Editor’s Note: As part of Firelight Media’s Beyond Resilience series, we’re commissioning BIPOC nonfiction filmmakers to share reflections on their own challenges, strategies, and experiences of creating and distributing work during periods of social transformation. In this edition, Jin Yoo-Kim, an alum of Firelight Media’s Impact Producer Fellowship, shares her experience as a documentary producer on films including the acclaimed documentary Manzanar, Diverted: When Water Becomes Dust, which was a Firelight Media Impact Campaign Fund grantee in 2021.
When I was approached to write this reflection I was in a place of inner turmoil.
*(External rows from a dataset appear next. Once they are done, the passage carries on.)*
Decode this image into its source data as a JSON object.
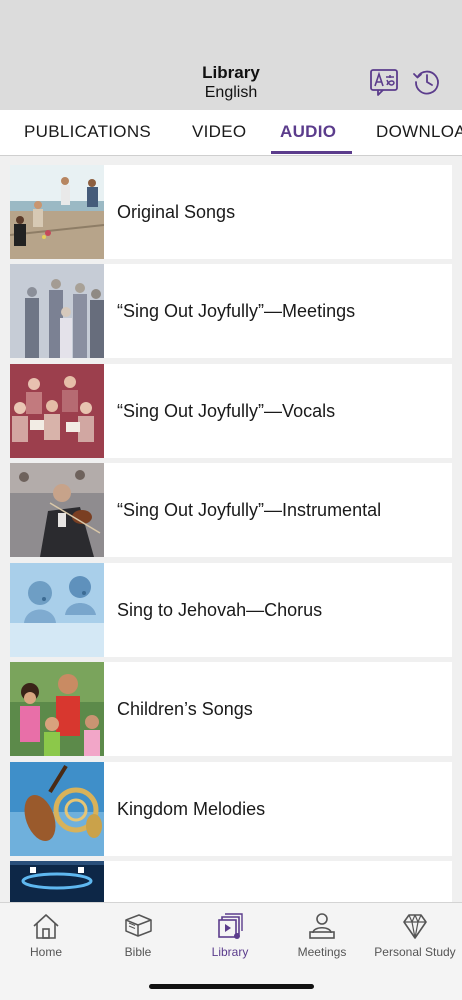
{
  "header": {
    "title": "Library",
    "subtitle": "English",
    "language_icon": "language-icon",
    "history_icon": "history-icon",
    "accent": "#5b3c8c"
  },
  "tabs": [
    {
      "label": "PUBLICATIONS",
      "active": false
    },
    {
      "label": "VIDEO",
      "active": false
    },
    {
      "label": "AUDIO",
      "active": true
    },
    {
      "label": "DOWNLOADS",
      "active": false
    }
  ],
  "items": [
    {
      "label": "Original Songs",
      "thumb": "photo-family-singing-deck"
    },
    {
      "label": "“Sing Out Joyfully”—Meetings",
      "thumb": "photo-congregation-singing"
    },
    {
      "label": "“Sing Out Joyfully”—Vocals",
      "thumb": "photo-choir-red"
    },
    {
      "label": "“Sing Out Joyfully”—Instrumental",
      "thumb": "photo-orchestra-violin"
    },
    {
      "label": "Sing to Jehovah—Chorus",
      "thumb": "photo-singers-blue"
    },
    {
      "label": "Children’s Songs",
      "thumb": "photo-children-singing"
    },
    {
      "label": "Kingdom Melodies",
      "thumb": "photo-violin-horn"
    },
    {
      "label": "",
      "thumb": "photo-stage-blue"
    }
  ],
  "bottom_nav": [
    {
      "label": "Home",
      "icon": "home-icon",
      "active": false
    },
    {
      "label": "Bible",
      "icon": "bible-icon",
      "active": false
    },
    {
      "label": "Library",
      "icon": "library-icon",
      "active": true
    },
    {
      "label": "Meetings",
      "icon": "meetings-icon",
      "active": false
    },
    {
      "label": "Personal Study",
      "icon": "personal-study-icon",
      "active": false
    }
  ]
}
I knew I should talk about all the amazing, inspiring, and positive work I’ve been doing with producing Manzanar, Diverted: When Water Becomes Dust. But all I could think about was how to leave this industry.
Recently I overheard someone criticize my casual communication style, my perceived lack of professionalism, and inexperience. (Forget all the years I spent training myself to fit into the patriarchy of white America.) That day, however, my accent, sentence structure, and appearance suddenly felt foreign and, well, unacceptable. How was I so easily dismissed?
In reality, I had just onboarded two assistants. I would soon join a cohort of the Women at Sundance Adobe Fellowship. I’m currently working on a docuseries I sold that stemmed from an idea I had while in the bathroom. I can rattle off these successes because at least I know how to count my blessings. But deep down, I still wonder what I came here for and why I have one foot out the door.